Entanglement is an important aspect of quantum weirdness. Two entangled particles exist in a single quantum state even though one measures them as separate particles at different locations. They are correlated like two coins which somehow always come out opposite one another, even though each coin flip is completely random by itself. For example, researchers can create a pair of photons in which one photon is horizontally polarized and the other vertically polarized, but in which they can’t predict the state of a specific photon. To send a secret message, pairs of such photons are sent so that one photon goes to the sender (usually known as Alice), and the other goes to the receiver (Bob). If each person performs a series of measurements on the photons that come their way–and if Alice gives some non-coded instructions to Bob–the two can exchange a secret series of ones and zeros.

Many quantum information schemes have been proposed which destroy entanglement, including schemes for sending coded messages (quantum cryptography), transmitting an unknown quantum state (teleportation), and making quantum computation feasible (quantum error correction). Most of these schemes require fully entangled pairs of photons or other particles. One way to obtain such states is to “concentrate” partially entangled pairs: Before they exchange the message, Alice and Bob might perform measurements on combinations of partially entangled particles they receive and generate a smaller set of fully entangled pairs. But this procedure leaves some particle pairs “unentangled,” so they are wasted.

According to a new scheme proposed by Daniel Jonathan and Martin Plenio of Imperial College, University of London, the efficiency of entanglement concentration can be improved if Alice and Bob share an extra pair of partially entangled particles prepared in a special “catalyst” state. Like a chemical catalyst, this extra pair allows previously impossible entanglement “reactions” to take place, while the catalyst remains unaffected by the process. Alice and Bob can apply the catalyst to each partially entangled pair and convert more of them to full entanglement than they could without the catalyst, so they waste fewer pairs.

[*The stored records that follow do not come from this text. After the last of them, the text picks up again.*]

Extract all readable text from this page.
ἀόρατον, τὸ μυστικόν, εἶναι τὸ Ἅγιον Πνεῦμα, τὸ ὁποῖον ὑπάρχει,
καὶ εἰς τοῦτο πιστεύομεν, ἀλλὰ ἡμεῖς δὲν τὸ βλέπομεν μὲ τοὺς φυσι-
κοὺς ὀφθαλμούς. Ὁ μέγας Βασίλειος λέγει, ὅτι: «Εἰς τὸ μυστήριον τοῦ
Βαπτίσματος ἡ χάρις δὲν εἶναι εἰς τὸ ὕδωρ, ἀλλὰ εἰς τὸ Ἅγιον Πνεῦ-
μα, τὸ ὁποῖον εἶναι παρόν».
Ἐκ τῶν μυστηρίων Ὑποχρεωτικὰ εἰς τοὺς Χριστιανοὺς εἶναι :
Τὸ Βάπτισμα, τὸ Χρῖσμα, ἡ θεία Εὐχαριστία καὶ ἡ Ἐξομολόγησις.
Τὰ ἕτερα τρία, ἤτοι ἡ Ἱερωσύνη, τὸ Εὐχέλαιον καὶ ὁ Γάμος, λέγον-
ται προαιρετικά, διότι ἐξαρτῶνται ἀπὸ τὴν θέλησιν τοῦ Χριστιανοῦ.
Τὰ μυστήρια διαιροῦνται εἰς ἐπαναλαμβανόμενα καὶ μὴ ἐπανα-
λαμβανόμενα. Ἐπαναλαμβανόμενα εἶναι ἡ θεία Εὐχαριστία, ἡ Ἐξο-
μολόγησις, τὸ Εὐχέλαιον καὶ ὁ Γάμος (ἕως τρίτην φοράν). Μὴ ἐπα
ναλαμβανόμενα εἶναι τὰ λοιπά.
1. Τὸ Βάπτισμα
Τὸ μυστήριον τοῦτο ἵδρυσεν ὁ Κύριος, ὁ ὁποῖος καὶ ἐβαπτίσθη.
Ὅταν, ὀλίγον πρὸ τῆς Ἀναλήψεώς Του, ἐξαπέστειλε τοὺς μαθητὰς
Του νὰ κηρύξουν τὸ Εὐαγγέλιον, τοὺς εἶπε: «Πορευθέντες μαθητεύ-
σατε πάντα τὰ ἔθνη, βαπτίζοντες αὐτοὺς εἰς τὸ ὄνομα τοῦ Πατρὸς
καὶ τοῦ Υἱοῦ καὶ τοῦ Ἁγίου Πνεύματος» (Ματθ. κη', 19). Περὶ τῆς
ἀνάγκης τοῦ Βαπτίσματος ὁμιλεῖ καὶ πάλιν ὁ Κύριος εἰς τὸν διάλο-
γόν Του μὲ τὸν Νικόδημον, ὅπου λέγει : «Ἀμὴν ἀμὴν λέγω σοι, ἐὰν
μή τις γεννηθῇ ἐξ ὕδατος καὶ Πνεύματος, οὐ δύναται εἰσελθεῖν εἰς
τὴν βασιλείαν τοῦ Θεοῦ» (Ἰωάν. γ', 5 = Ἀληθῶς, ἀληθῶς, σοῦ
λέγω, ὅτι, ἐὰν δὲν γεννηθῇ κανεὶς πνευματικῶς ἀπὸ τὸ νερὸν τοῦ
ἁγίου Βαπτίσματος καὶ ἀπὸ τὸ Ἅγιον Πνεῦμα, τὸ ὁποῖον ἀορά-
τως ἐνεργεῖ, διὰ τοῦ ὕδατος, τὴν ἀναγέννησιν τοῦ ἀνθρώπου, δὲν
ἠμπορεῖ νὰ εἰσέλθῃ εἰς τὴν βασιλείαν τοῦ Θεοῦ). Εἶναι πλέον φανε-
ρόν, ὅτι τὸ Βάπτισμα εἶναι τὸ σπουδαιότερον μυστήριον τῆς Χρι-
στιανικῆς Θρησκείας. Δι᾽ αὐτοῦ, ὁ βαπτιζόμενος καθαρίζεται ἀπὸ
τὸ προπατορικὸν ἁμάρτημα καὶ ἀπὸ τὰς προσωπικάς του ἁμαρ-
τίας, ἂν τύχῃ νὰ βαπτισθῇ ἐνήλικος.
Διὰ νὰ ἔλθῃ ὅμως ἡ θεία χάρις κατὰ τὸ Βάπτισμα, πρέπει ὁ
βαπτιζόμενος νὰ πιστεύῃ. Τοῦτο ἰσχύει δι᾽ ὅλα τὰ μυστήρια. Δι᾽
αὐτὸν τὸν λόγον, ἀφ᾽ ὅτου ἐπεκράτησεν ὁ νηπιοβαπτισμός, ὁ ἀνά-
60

Besides providing another way to create entangled states for Alice and Bob, the new scheme may help researchers find new ways to manipulate quantum entanglement and possibly address some of the remaining questions about its fundamental nature. As Paul Kwiat of Los Alamos National Laboratory in New Mexico observes, “This certainly opens the way to lots of other interesting possibilities” for manipulating entanglement.

–Robert Garisto

Robert Garisto is an Assistant Editor for Physical Review Letters.